The Private Sport Sector in Europe by Antti Laine & Hanna Vehmas
Author:Antti Laine & Hanna Vehmas
Language: eng
Format: epub
Publisher: Springer International Publishing, Cham
Private Sport Sector in the New Democracy
There are three main areas identified in which the private sport sector has had space to emerge in Hungary. First, as previously mentioned, the priorities and areas of state sport policies have influenced the development and the functions of the private sector in sport, thus the private sport sector has found its playing field in segments, which were not included in the central sport policy or funding. Accordingly, it was demonstrated that with some exceptional periods such as the state socialist era, the private sport sector in Hungary has always been present, but its scope and forms of function have been adapted to the actual social, political, and economic environments.
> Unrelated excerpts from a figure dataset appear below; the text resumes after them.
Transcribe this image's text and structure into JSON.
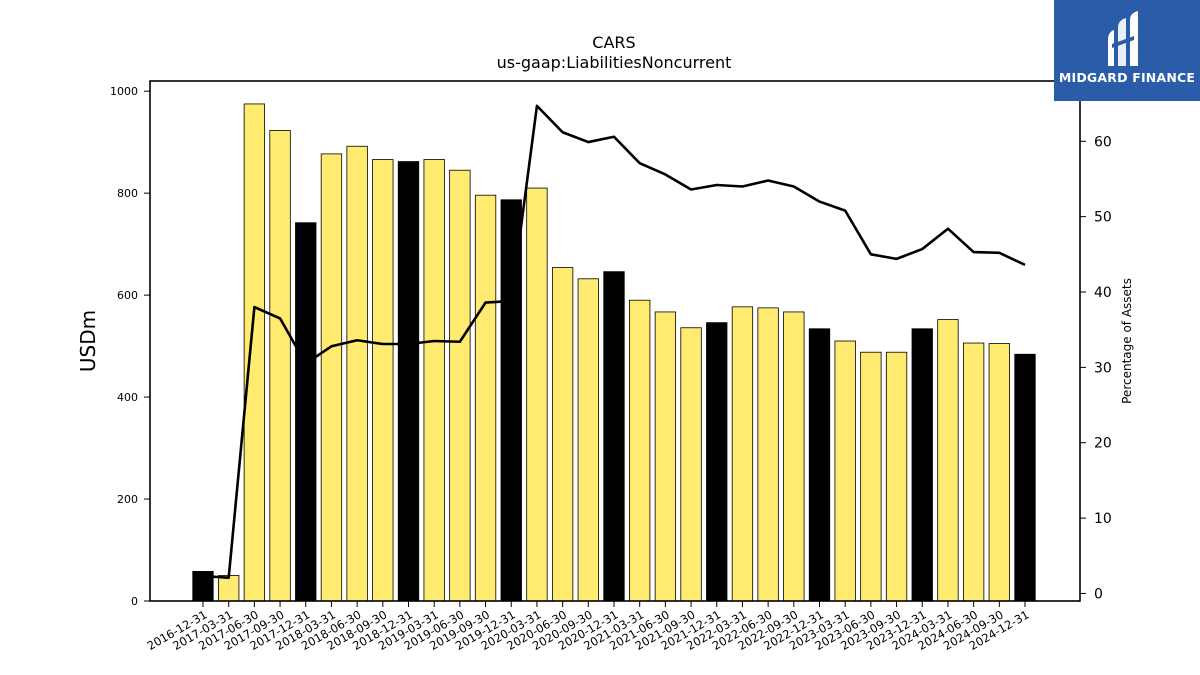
{
  "chart_data": {
    "type": "bar+line",
    "title": "CARS",
    "subtitle": "us-gaap:LiabilitiesNoncurrent",
    "ylabel": "USDm",
    "y2label": "Percentage of Assets",
    "ylim": [
      0,
      1020
    ],
    "y2lim": [
      -1,
      68
    ],
    "yticks": [
      0,
      200,
      400,
      600,
      800,
      1000
    ],
    "y2ticks": [
      0,
      10,
      20,
      30,
      40,
      50,
      60
    ],
    "categories": [
      "2016-12-31",
      "2017-03-31",
      "2017-06-30",
      "2017-09-30",
      "2017-12-31",
      "2018-03-31",
      "2018-06-30",
      "2018-09-30",
      "2018-12-31",
      "2019-03-31",
      "2019-06-30",
      "2019-09-30",
      "2019-12-31",
      "2020-03-31",
      "2020-06-30",
      "2020-09-30",
      "2020-12-31",
      "2021-03-31",
      "2021-06-30",
      "2021-09-30",
      "2021-12-31",
      "2022-03-31",
      "2022-06-30",
      "2022-09-30",
      "2022-12-31",
      "2023-03-31",
      "2023-06-30",
      "2023-09-30",
      "2023-12-31",
      "2024-03-31",
      "2024-06-30",
      "2024-09-30",
      "2024-12-31"
    ],
    "series": [
      {
        "kind": "bar",
        "values": [
          58,
          50,
          975,
          923,
          742,
          877,
          892,
          866,
          862,
          866,
          845,
          796,
          787,
          810,
          654,
          632,
          646,
          590,
          567,
          536,
          546,
          577,
          575,
          567,
          534,
          510,
          488,
          488,
          534,
          552,
          506,
          505,
          484
        ],
        "annual_color": "#000000",
        "quarterly_color": "#ffeb70"
      },
      {
        "kind": "line",
        "axis": "right",
        "color": "#000000",
        "values": [
          2.3,
          2.1,
          38.0,
          36.5,
          30.5,
          32.8,
          33.6,
          33.1,
          33.1,
          33.5,
          33.4,
          38.6,
          38.8,
          64.7,
          61.2,
          59.9,
          60.6,
          57.1,
          55.6,
          53.6,
          54.2,
          54.0,
          54.8,
          54.0,
          52.0,
          50.8,
          45.0,
          44.4,
          45.7,
          48.4,
          45.3,
          45.2,
          43.6
        ]
      }
    ]
  },
  "logo": {
    "text": "MIDGARD FINANCE",
    "bg_color": "#2a5caa"
  }
}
Therefore, its share in the public-civil-private triangle has changed under those influences. For example, the previously mentioned joint-stock companies in fencing or gymnastics and movement artist studios for women around 1930s, together with leisure sport activities offered by fitness clubs and development of running and running events were launched by the 1990s to demonstrate the paths taken by private companies.
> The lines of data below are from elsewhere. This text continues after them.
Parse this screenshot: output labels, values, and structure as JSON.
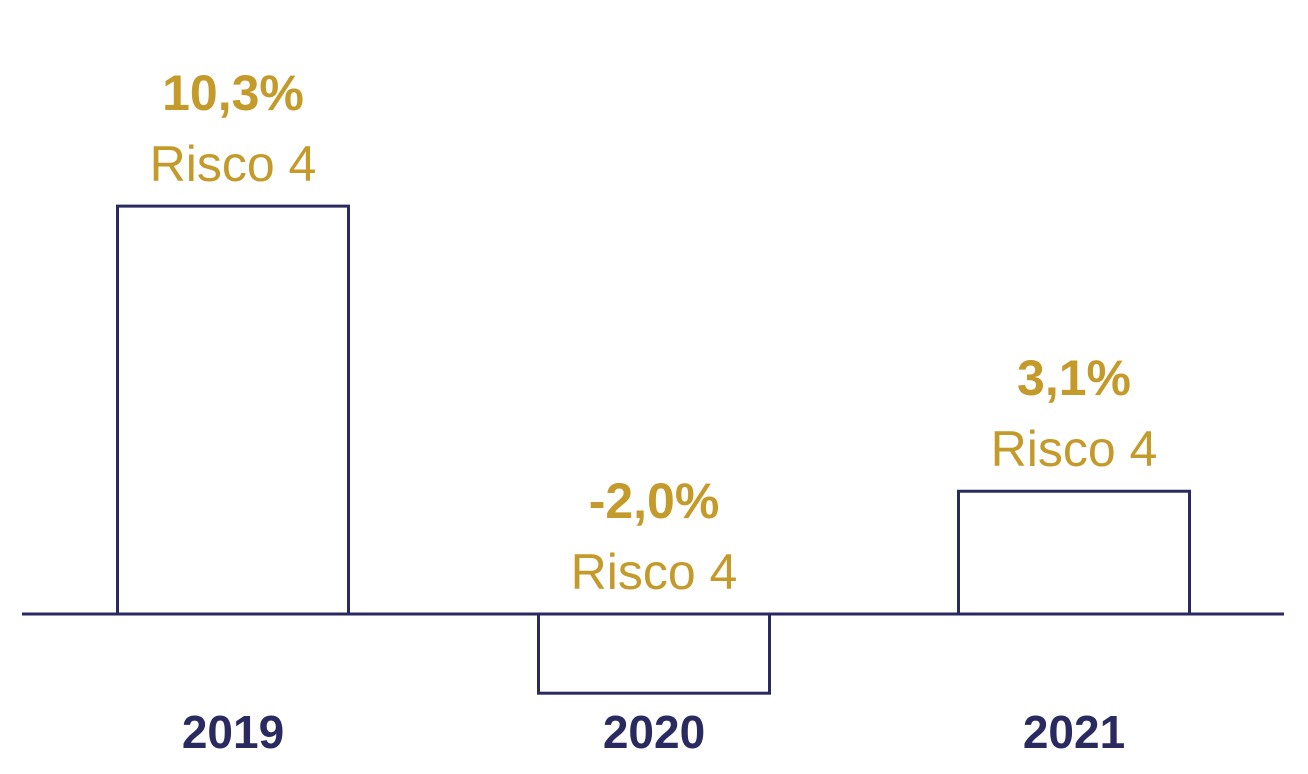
{
  "colors": {
    "bar_stroke": "#2b2a60",
    "label": "#c49a2a",
    "axis_text": "#2b2a60",
    "background": "#ffffff"
  },
  "chart_data": {
    "type": "bar",
    "title": "",
    "xlabel": "",
    "ylabel": "",
    "categories": [
      "2019",
      "2020",
      "2021"
    ],
    "values": [
      10.3,
      -2.0,
      3.1
    ],
    "value_labels": [
      "10,3%",
      "-2,0%",
      "3,1%"
    ],
    "risk_labels": [
      "Risco 4",
      "Risco 4",
      "Risco 4"
    ],
    "bar_style": "outline",
    "grid": false,
    "legend": "none"
  }
}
Street running events, for example, were initially organised by individuals connected to both civil organisations and municipality sport committees. As Perényi (2015) states, during the first era of the development of running in the beginning of the 1980s, clubs and municipalities remained the centre organizers and promoters of running and running events in Hungary with the focus on the capital of the country. Accordingly, the first marathon race was organized in 1984 in Budapest by the Sports Committee of the Budapest Municipality, and the event’s title sponsor was also a state-owned travel agency. However, following the political and economic changes and part of the privatisation processes, in 1991, the exclusive rights of organising the Budapest marathon was incorporated into a private event management firm, to a sport business named Budapest Sport Office, one of the first of its own kind. The role of the private sector in this event was influenced by the withdrawal of state funding from operating state businesses and their privatization causing their withdrawal from supporting sport. In the commercialisation of such events, this process created space for international companies entering the Eastern European market, such as Nike or Ikea; thus, the private sector’s related share has grown in leisure sports.
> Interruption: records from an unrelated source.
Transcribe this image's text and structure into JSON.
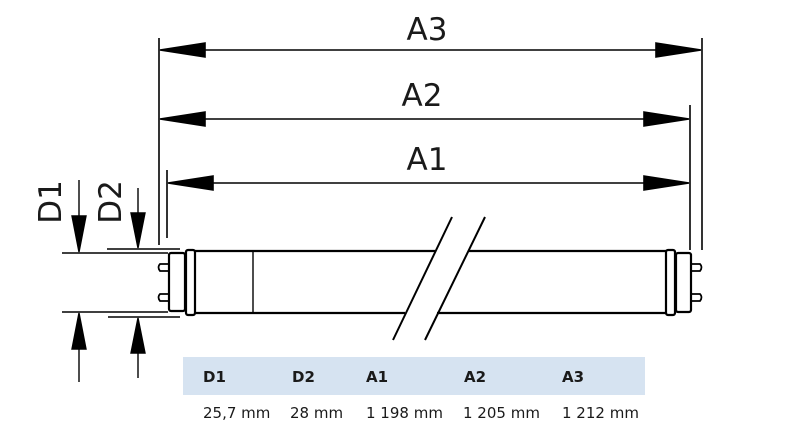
{
  "dimension_labels": {
    "a3": "A3",
    "a2": "A2",
    "a1": "A1",
    "d1": "D1",
    "d2": "D2"
  },
  "table": {
    "header_bg": "#d6e3f1",
    "headers": [
      "D1",
      "D2",
      "A1",
      "A2",
      "A3"
    ],
    "values": [
      "25,7 mm",
      "28 mm",
      "1 198 mm",
      "1 205 mm",
      "1 212 mm"
    ]
  }
}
From the new millennium onwards, the number of events and event organizers has grown in running and the profit making logic has become present with growing extent. On one hand, private event management firms were formed with the focus on running or on other leisure sport events such as fitness or aerobic. On the other hand, civil organisations (clubs and federations) also use event organisation as a tool for generating income to supplement with funding their core sport services offered to members and to cover expenses of daily operation or wages of administrative staff and coaches. (Perényi, 2015.) Other areas of leisure sport, such as the fitness clubs, fitness trainers’ training, mass fitness, and aerobics events were also open for the private sport sector, which clearly created opportunities for companies (Szabó, 2012).